第5話 ルナ失踪!残された旅の全記録と衝撃真実…川端康成で追う
キャスト
野宮ルナ … 波瑠
沢辻涼子 … 麻生久美子
田村徹矢 … 栁俊太郎
佐藤和人 … 作間龍斗(ACEes)
小湊弘樹 … 渋川清彦
沢辻菊雄 … 田中直樹
【第5話ゲスト】
稲垣正義 … 田村健太郎
桜井 … 萩原護
あらすじ
○元恋人の嘘と東京への決意
沢辻涼子(麻生久美子)は野宮ルナ(波瑠)の尽力により、かつて突然消えた元恋人・カズト(作間龍斗)と予想外の形で再会する。そこで明かされたのは、悲しい別れの裏に隠されていた彼の優しい嘘であった。長年止まっていた心の時間がようやく動き出し、前を向いた涼子は住み慣れた東京へ戻ることを決意する。
○夫の登場と告げられた真実
出発の直前、涼子の前に現れたのは東京にいるはずの夫・菊雄(田中直樹)であった。居場所を教えていないはずの夫の登場に困惑する涼子に対し、菊雄の口から語られたのはあまりに衝撃的な事実であった。実はルナが菊雄を呼び出しており、不倫を疑わせてしまったことを謝罪される
○ルナの失踪と黒い影
東京へ戻った涼子は、カズトへの未練を断ち切ったことで日常の尊さを再確認する。感謝を伝えるため再びバー「マーキームーン」を訪れたが、店主のバブリー(真田怜臣)からルナが失踪したことを告げられる。さらに、ルナの身に謎の黒い影が忍び寄っていたという不穏な事実を知る。
○文学で追う親友の足跡
ルナが残した言葉を頼りに、涼子は文学を糸口として彼女の行方を追い始める。ルナの行動は涼子を救うためだけではなく、彼女自身の物語でもあったのだ。川端康成を愛するルナが向かったのは、小説の舞台にもなった大阪の有名な月見スポットであった。
○月食の夜の再会と新たな試練
3月3日の月食の夜、涼子は予測した場所でルナと再会を果たす。二人は互いを大切な友人として認め合い、過去を洗い流して前へ進むことを誓う。しかし、東京へ戻ろうとする二人に、病院の院長から不穏な連絡が入り、さらなる過酷な試練が待ち受けていることが予感される。
見どころ
○夫婦の対峙とルナの真意
不意に現れた菊雄と涼子が向き合う場面が印象的である。ルナが裏で菊雄と繋がっていた理由や、涼子の家庭を守るためにあえて不誠実な夫かどうかを確かめようとしていた真意が明かされる。単なるお節介を超えたルナの深い思惑と、それに揺れる夫婦の人間模様から目が離せない。
○川端康成の文学に隠された暗号
ルナの足取りを追う鍵となるのが、川端康成の文学である 。作中で変化する「月の描写」や日付、場所に仕込まれた文学的な伏線を、涼子が一つずつ解き明かしていく過程は知的な興奮を誘う。名作を媒介にして二人の心が重なり合う演出が非常に美しい。
○浄化の橋での美しい和解
大阪の月見スポットで二人が再会し、本音を語り合うクライマックスは見逃せない。渡ると心が浄化されるという言い伝えのある橋の上で、これまでの葛藤や過去の未練をすべて手放していく。月食という幻想的なシチュエーションも手伝い、二人の友情が本物になる瞬間が叙情的に描かれている
感想
涼子の過去の清算からルナとの深い友情の確立、そして新たな謎の幕開けまで、見応えのあるエピソードだった。

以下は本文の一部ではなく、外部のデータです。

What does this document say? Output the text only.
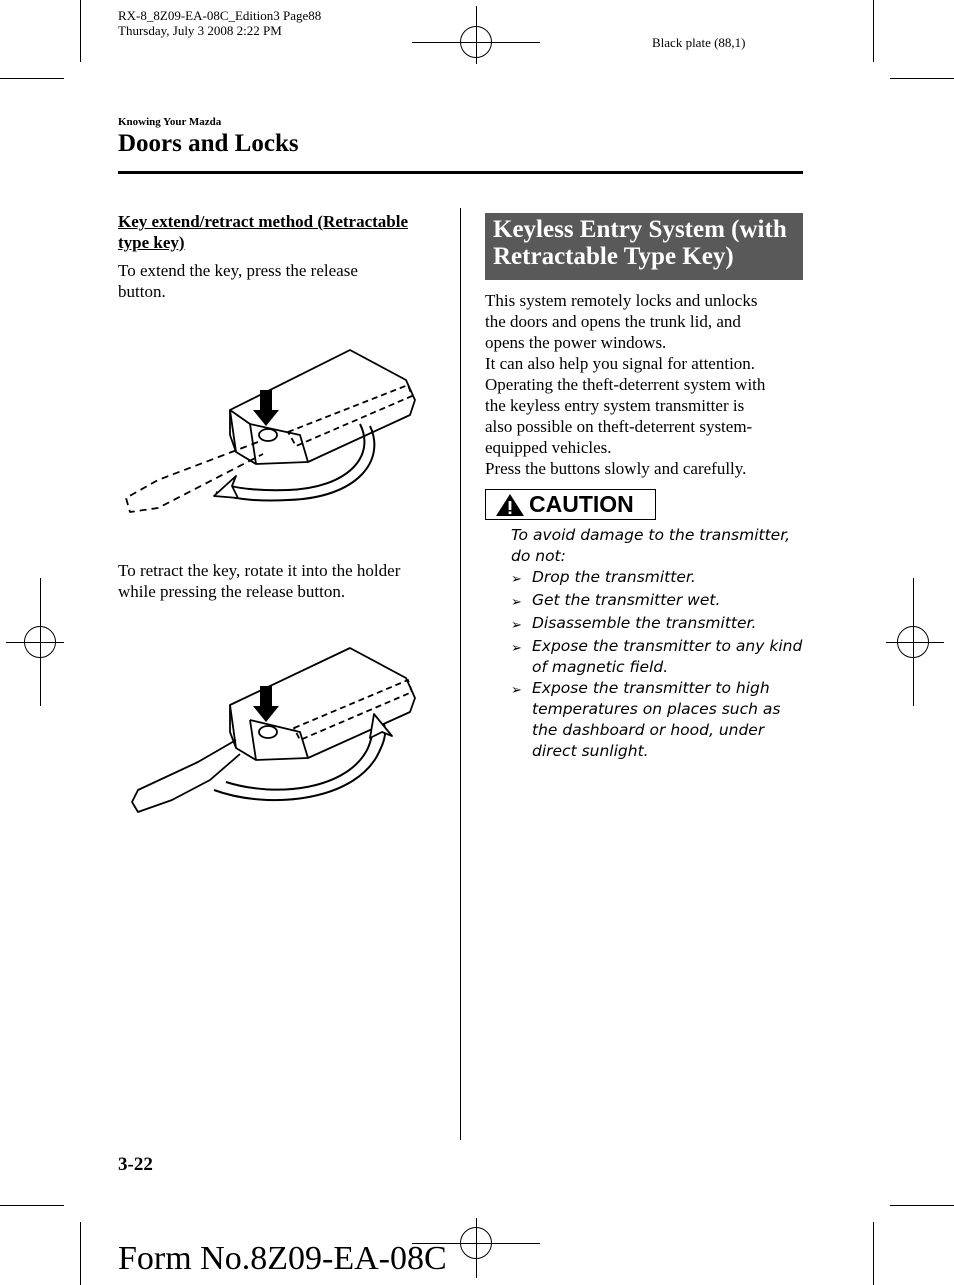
RX-8_8Z09-EA-08C_Edition3 Page88
Thursday, July 3 2008 2:22 PM
Black plate (88,1)
Knowing Your Mazda
Doors and Locks
Key extend/retract method (Retractable
type key)
To extend the key, press the release
button.
To retract the key, rotate it into the holder
while pressing the release button.
Keyless Entry System (with
Retractable Type Key)
This system remotely locks and unlocks
the doors and opens the trunk lid, and
opens the power windows.
It can also help you signal for attention.
Operating the theft-deterrent system with
the keyless entry system transmitter is
also possible on theft-deterrent system-
equipped vehicles.
Press the buttons slowly and carefully.
CAUTION
To avoid damage to the transmitter,
do not:
➢ Drop the transmitter.
➢ Get the transmitter wet.
➢ Disassemble the transmitter.
➢ Expose the transmitter to any kind
of magnetic field.
➢ Expose the transmitter to high
temperatures on places such as
the dashboard or hood, under
direct sunlight.
3-22
Form No.8Z09-EA-08C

これまでどこか掴みどころのなかったルナだが、実は菊雄が担当する作家・重原壮助だった。さらに涼子の家族への愛情や誠実さを確かめるために旅へ連れ出していたという真相にはびっくりした。
本作の魅力である川端康成の文学をモチーフにした謎解きも良かったし、満月から月食へと移り変わる夜空の描写が、登場人物たちの心境の変化…すなわちリセットと再生と見事にシンクロしていた。
特に、大阪の橋の上で二人がお互いを友達と認め合う場面は、映像が美しく屈指の名シーンだった。日常に埋没していた涼子が、文学を通じて他者の心に寄り添い、自ら動く強さを手に入れた成長劇と言えるだろう。
しかし、そんな余韻に浸る間も束の間、ラストで告げられた病院からの知らせと不穏な影の存在が緊張感を高める。そして次回への期待がわいてくる。